Metallurgical coal used for the production of the vast amounts of steel needed to build the windmills and other renewables infrastructure will also remain in high demand.
This is at a time when the mining industry is under growing pressure to keep a lid on its emissions.
A report commissioned by the Weir Group that quantifies energy use in five commodities - copper, gold, iron ore, nickel and lithium - found that the total amount of power used by mining is equal to about 3.5% of global energy use.
It states the metals produced by mining are critical for enabling the global transition to low-carbon infrastructure.
The report found that without action, energy use in mining itself was set to trend higher in the coming years as demand increased for the minerals a clean energy transition needed.
Wood Mackenzie vice-chair metals and mining Julian Kettle said that to limit the average global warming to 2C above pre-industrial levels, about 17,000 million tonnes of carbon dioxide-equivalent emissions would need to be taken out of the global economy by 2040, compared with 2020 levels.
"By 2030 the reduction required is ‘only' 7500Mt CO2-e - still a huge target, especially given that on current projections emissions are set to continue to rise until at least 2025," he said.
"It will not be possible to sate the decarbonisation aspirations of industry and consumers at the same time."
Kettle also questions the mining industry's ability to deliver the battery metals such as lithium, cobalt, and nickel to supply the much-vaunted switch to electronic vehicles.

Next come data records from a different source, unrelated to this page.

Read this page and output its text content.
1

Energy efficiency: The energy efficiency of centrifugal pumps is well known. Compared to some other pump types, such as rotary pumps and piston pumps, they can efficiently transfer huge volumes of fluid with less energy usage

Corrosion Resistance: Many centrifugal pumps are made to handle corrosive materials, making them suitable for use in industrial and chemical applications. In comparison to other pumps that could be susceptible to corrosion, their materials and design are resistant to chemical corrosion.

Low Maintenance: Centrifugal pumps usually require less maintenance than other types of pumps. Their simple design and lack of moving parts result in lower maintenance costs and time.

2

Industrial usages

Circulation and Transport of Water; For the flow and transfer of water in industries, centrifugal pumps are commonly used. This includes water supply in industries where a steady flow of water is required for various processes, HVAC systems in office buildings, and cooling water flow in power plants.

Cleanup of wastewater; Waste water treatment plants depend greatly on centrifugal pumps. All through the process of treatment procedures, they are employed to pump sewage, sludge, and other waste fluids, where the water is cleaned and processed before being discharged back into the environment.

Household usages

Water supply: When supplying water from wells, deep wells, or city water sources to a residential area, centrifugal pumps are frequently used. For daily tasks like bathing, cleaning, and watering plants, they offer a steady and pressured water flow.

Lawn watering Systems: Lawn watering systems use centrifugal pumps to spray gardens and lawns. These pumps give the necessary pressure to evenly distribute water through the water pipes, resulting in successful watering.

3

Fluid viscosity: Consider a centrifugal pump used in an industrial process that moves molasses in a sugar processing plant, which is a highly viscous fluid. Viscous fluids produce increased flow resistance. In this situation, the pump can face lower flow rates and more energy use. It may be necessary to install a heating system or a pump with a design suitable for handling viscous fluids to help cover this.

"The key question is not whether enough EV manufacturing capacity can be put in place, nor even whether battery production facilities can be ramped up fast enough, but rather, can the mining industry deliver the tonnage?" he asks.

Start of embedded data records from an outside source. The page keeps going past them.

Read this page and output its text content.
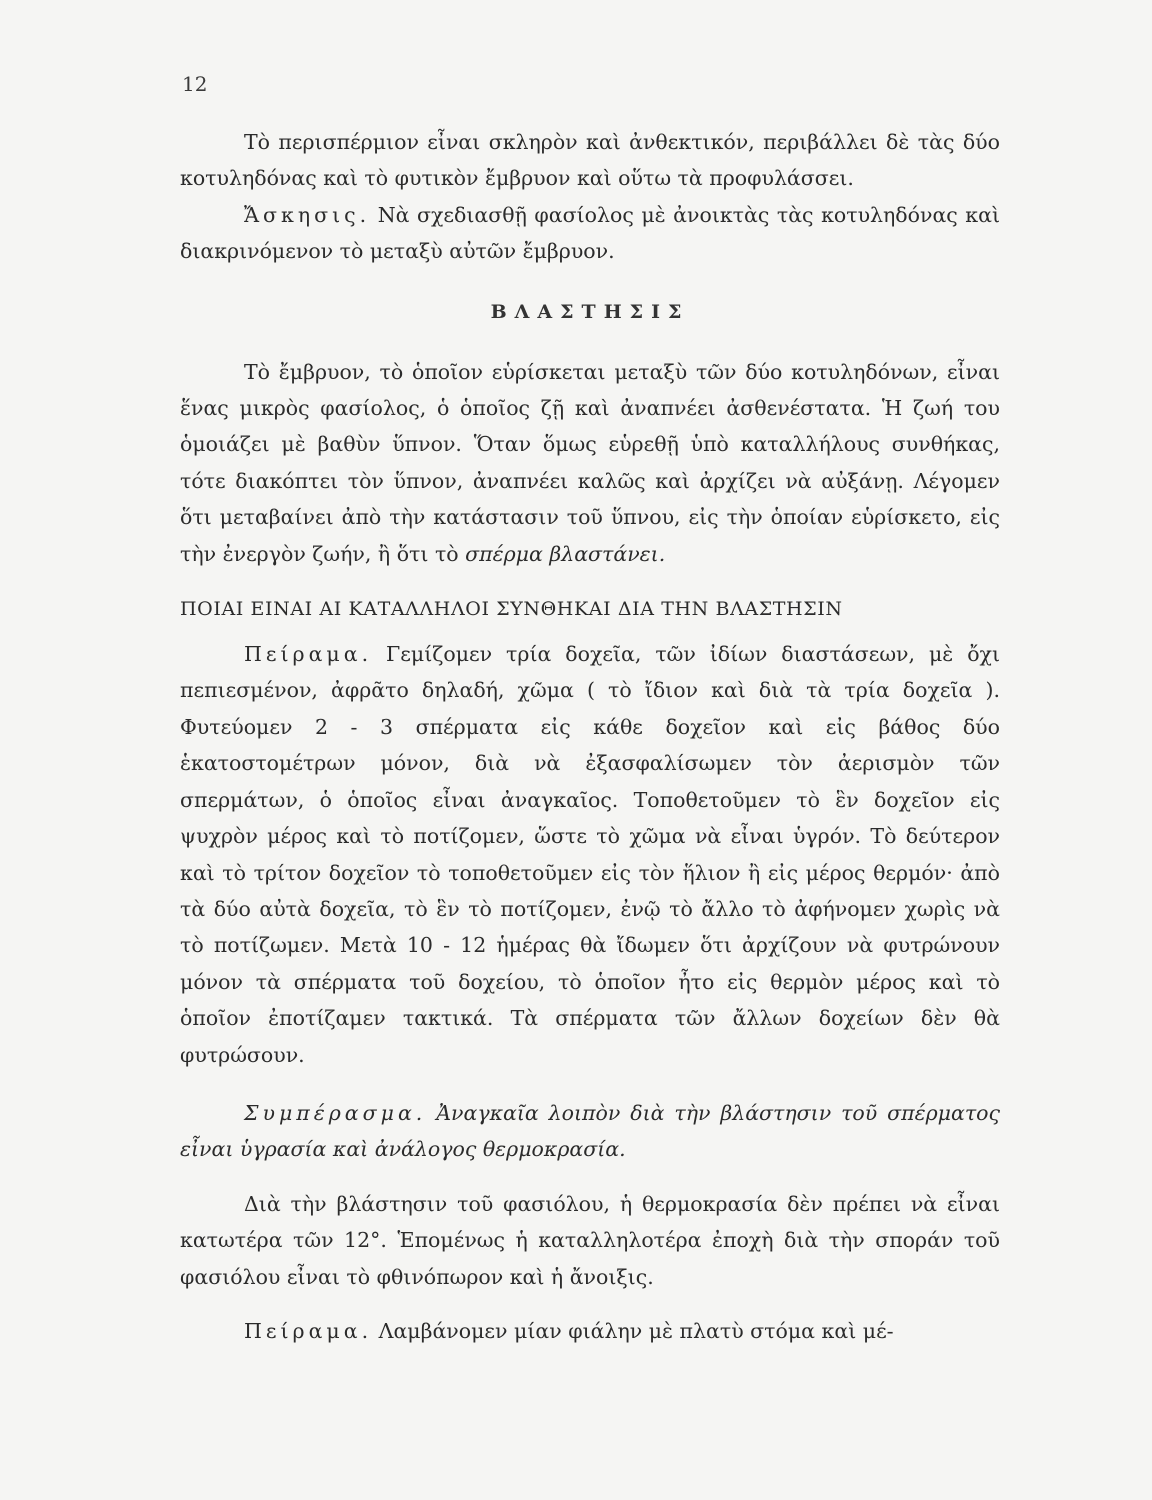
12

Τὸ περισπέρμιον εἶναι σκληρὸν καὶ ἀνθεκτικόν, περιβάλλει δὲ τὰς δύο κοτυληδόνας καὶ τὸ φυτικὸν ἔμβρυον καὶ οὕτω τὰ προφυλάσσει.

Ἄσκησις. Νὰ σχεδιασθῇ φασίολος μὲ ἀνοικτὰς τὰς κοτυληδόνας καὶ διακρινόμενον τὸ μεταξὺ αὐτῶν ἔμβρυον.

ΒΛΑΣΤΗΣΙΣ

Τὸ ἔμβρυον, τὸ ὁποῖον εὑρίσκεται μεταξὺ τῶν δύο κοτυληδόνων, εἶναι ἕνας μικρὸς φασίολος, ὁ ὁποῖος ζῇ καὶ ἀναπνέει ἀσθενέστατα. Ἡ ζωή του ὁμοιάζει μὲ βαθὺν ὕπνον. Ὅταν ὅμως εὑρεθῇ ὑπὸ καταλλήλους συνθήκας, τότε διακόπτει τὸν ὕπνον, ἀναπνέει καλῶς καὶ ἀρχίζει νὰ αὐξάνῃ. Λέγομεν ὅτι μεταβαίνει ἀπὸ τὴν κατάστασιν τοῦ ὕπνου, εἰς τὴν ὁποίαν εὑρίσκετο, εἰς τὴν ἐνεργὸν ζωήν, ἢ ὅτι τὸ σπέρμα βλαστάνει.

ΠΟΙΑΙ ΕΙΝΑΙ ΑΙ ΚΑΤΑΛΛΗΛΟΙ ΣΥΝΘΗΚΑΙ ΔΙΑ ΤΗΝ ΒΛΑΣΤΗΣΙΝ

Πείραμα. Γεμίζομεν τρία δοχεῖα, τῶν ἰδίων διαστάσεων, μὲ ὄχι πεπιεσμένον, ἀφρᾶτο δηλαδή, χῶμα ( τὸ ἴδιον καὶ διὰ τὰ τρία δοχεῖα ). Φυτεύομεν 2 - 3 σπέρματα εἰς κάθε δοχεῖον καὶ εἰς βάθος δύο ἑκατοστομέτρων μόνον, διὰ νὰ ἐξασφαλίσωμεν τὸν ἀερισμὸν τῶν σπερμάτων, ὁ ὁποῖος εἶναι ἀναγκαῖος. Τοποθετοῦμεν τὸ ἓν δοχεῖον εἰς ψυχρὸν μέρος καὶ τὸ ποτίζομεν, ὥστε τὸ χῶμα νὰ εἶναι ὑγρόν. Τὸ δεύτερον καὶ τὸ τρίτον δοχεῖον τὸ τοποθετοῦμεν εἰς τὸν ἥλιον ἢ εἰς μέρος θερμόν· ἀπὸ τὰ δύο αὐτὰ δοχεῖα, τὸ ἓν τὸ ποτίζομεν, ἐνῷ τὸ ἄλλο τὸ ἀφήνομεν χωρὶς νὰ τὸ ποτίζωμεν. Μετὰ 10 - 12 ἡμέρας θὰ ἴδωμεν ὅτι ἀρχίζουν νὰ φυτρώνουν μόνον τὰ σπέρματα τοῦ δοχείου, τὸ ὁποῖον ἦτο εἰς θερμὸν μέρος καὶ τὸ ὁποῖον ἐποτίζαμεν τακτικά. Τὰ σπέρματα τῶν ἄλλων δοχείων δὲν θὰ φυτρώσουν.

Συμπέρασμα. Ἀναγκαῖα λοιπὸν διὰ τὴν βλάστησιν τοῦ σπέρματος εἶναι ὑγρασία καὶ ἀνάλογος θερμοκρασία.

Διὰ τὴν βλάστησιν τοῦ φασιόλου, ἡ θερμοκρασία δὲν πρέπει νὰ εἶναι κατωτέρα τῶν 12°. Ἑπομένως ἡ καταλληλοτέρα ἐποχὴ διὰ τὴν σποράν τοῦ φασιόλου εἶναι τὸ φθινόπωρον καὶ ἡ ἄνοιξις.

Πείραμα. Λαμβάνομεν μίαν φιάλην μὲ πλατὺ στόμα καὶ μέ-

"My considered opinion is unequivocal: the numbers simply don't add up in terms of the scale and speed of the buildout of mine supply required and processing capacity needed to deliver on a two-degree pathway."
Metallurgical coal will be used for steel making for decades to come and while there has been talk of a switch to green steel using hydrogen this is some way off in the future. There is also the question of cost.

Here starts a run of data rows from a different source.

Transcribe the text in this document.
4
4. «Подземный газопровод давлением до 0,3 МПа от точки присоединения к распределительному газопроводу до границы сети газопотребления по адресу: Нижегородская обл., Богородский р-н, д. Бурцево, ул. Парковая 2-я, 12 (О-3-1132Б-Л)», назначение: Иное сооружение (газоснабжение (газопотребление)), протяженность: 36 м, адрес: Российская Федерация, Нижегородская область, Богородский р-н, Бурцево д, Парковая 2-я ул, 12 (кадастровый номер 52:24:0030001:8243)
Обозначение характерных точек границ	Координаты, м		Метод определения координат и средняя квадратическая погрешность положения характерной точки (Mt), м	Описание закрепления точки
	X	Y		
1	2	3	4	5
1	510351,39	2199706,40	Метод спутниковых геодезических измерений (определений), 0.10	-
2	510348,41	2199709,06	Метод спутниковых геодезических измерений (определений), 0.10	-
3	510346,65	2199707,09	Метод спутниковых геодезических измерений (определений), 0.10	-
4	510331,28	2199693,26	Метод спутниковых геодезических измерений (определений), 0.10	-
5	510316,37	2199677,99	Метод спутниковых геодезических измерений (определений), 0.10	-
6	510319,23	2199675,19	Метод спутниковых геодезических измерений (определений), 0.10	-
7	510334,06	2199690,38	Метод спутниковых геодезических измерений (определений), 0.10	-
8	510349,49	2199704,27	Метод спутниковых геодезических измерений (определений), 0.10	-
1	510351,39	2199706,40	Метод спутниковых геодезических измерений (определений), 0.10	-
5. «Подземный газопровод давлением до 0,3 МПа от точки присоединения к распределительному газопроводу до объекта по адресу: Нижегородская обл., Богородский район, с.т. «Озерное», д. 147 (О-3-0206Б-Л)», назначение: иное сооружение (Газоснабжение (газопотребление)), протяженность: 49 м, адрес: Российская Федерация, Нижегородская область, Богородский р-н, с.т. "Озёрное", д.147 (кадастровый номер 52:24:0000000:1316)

WoodMac says the widespread availability of green hydrogen will determine the rate of decarbonisation of steel production.
However, it estimates the cost of the technological solution to decarbonisation, or carbon abatement cost, is more than US$200 per tonne of CO2-e.
Hogsback reckons the world might be too ambitious in wanting the mining industry to adhere to strict ESG principles, pay dividends to shareholders, and at the same time deliver increased production to supply the raw materials for its lofty decarbonisation aspirations.